Basically. There have always been good kids and bad kids, and most bad kids probably do have poor parenting to blame. I’m not going to say all kids are great. But I do think even the best children are not just like little polite adults - they can be noisy and boisterous and they *do *have poor impulse control. And there are going to be times when you’re going to see those things, because good parents take their kids out and socialize them in society at large.
I just object to the idea that some unspecified amount of time ago children were all perfect angelic beings who sat silently at home until such time as they were wonderful productive adults. And conveniently this unspecified amount of time ago always happens to be the era that the author grew up in.
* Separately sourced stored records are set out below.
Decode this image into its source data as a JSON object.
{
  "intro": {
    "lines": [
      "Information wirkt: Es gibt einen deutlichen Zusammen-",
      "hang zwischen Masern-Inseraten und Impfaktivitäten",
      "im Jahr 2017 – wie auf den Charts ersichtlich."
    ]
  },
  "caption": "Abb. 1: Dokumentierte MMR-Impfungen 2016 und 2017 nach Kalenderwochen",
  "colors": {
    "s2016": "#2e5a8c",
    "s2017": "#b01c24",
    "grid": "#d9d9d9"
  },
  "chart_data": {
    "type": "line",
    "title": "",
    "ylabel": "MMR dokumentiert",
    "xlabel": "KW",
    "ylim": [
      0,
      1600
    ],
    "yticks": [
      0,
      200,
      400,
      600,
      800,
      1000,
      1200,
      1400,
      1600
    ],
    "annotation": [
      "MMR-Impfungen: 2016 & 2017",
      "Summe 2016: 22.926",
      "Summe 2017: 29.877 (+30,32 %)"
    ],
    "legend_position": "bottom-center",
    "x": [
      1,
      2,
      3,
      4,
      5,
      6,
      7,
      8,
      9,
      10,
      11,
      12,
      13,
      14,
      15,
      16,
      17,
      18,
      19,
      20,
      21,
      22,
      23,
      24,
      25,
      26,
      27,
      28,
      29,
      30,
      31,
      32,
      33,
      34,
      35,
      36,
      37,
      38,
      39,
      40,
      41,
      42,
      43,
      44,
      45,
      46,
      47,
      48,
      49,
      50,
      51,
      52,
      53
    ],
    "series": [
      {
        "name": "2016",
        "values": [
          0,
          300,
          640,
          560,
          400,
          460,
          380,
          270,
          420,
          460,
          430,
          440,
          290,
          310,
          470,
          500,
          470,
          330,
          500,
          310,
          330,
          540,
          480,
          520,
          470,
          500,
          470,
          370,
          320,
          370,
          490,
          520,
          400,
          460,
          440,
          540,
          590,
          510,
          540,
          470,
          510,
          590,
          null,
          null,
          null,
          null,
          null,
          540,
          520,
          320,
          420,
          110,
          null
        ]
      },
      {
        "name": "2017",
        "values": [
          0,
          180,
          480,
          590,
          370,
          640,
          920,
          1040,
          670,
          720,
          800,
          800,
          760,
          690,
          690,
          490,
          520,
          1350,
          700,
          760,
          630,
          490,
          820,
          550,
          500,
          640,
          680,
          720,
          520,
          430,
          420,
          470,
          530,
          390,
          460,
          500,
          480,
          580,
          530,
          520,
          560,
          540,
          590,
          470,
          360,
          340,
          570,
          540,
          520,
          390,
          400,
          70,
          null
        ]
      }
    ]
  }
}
Nobody seems to remember that they were annoying sometimes when they were kids too.
Agreed, totally.
We go to Vegas annually for a convention. We budget show money and gambling money. We’ll play 5$ blackjack and try to make it last as long as we can. The rule is we quit when we are either tapped out or we have tripled our initial stake. If we tap out on triple, we’re gonna have one hell of a nice dinner somewhere the next night!
Nah, I knew I could be a minor pain in the ass. I also know that my parents greatest joy was watching me go through the same thing with my own minor hellions. My chance to gloat is (hopefully) still a few years away. Let’s face it, even basically good kids can still often be handfuls.
I’ve been to Vegas a couple of times, first as a teenager with my family, and later as an adult with my wife.
As a teenager (Too young to gamble/drink, but old enough to know there were cheap drinks and shows with attractive naked women in them going on) I still had a great time there, with Mum & Dad taking turns to supervise us or make sure we were doing something (at a show, for example) and as a family we spent a lot of time seeing the sights- Just sitting in a restaurant on the Strip watching the colourful procession of drunk tourists stagger past, the Grand Canyon, the Casinos themselves (which, even sans gambling, are pretty impressive), the buffets, and so on. We all had a great time and it’s a fond family holiday memory.
I’m not really much of a gambler (best way to win at gambling is to own the casino, after all!) but my wife (also a non-gambler) and I had a great time in Vegas the last time we visited. There were no drugs or obvious hookers or sleaze that I saw (either as a teenager or as an adult), although it’s patently obvious those things are never far away if you’re that way inclined. Point is, there’s a hell of a lot more to Las Vegas than Blackjack & Hookers [del]and Lunar Landers[/del] and I honestly don’t see the reasons for the abject horror displayed by people like the OP at the idea that there would be families with children holidaying in Las Vegas.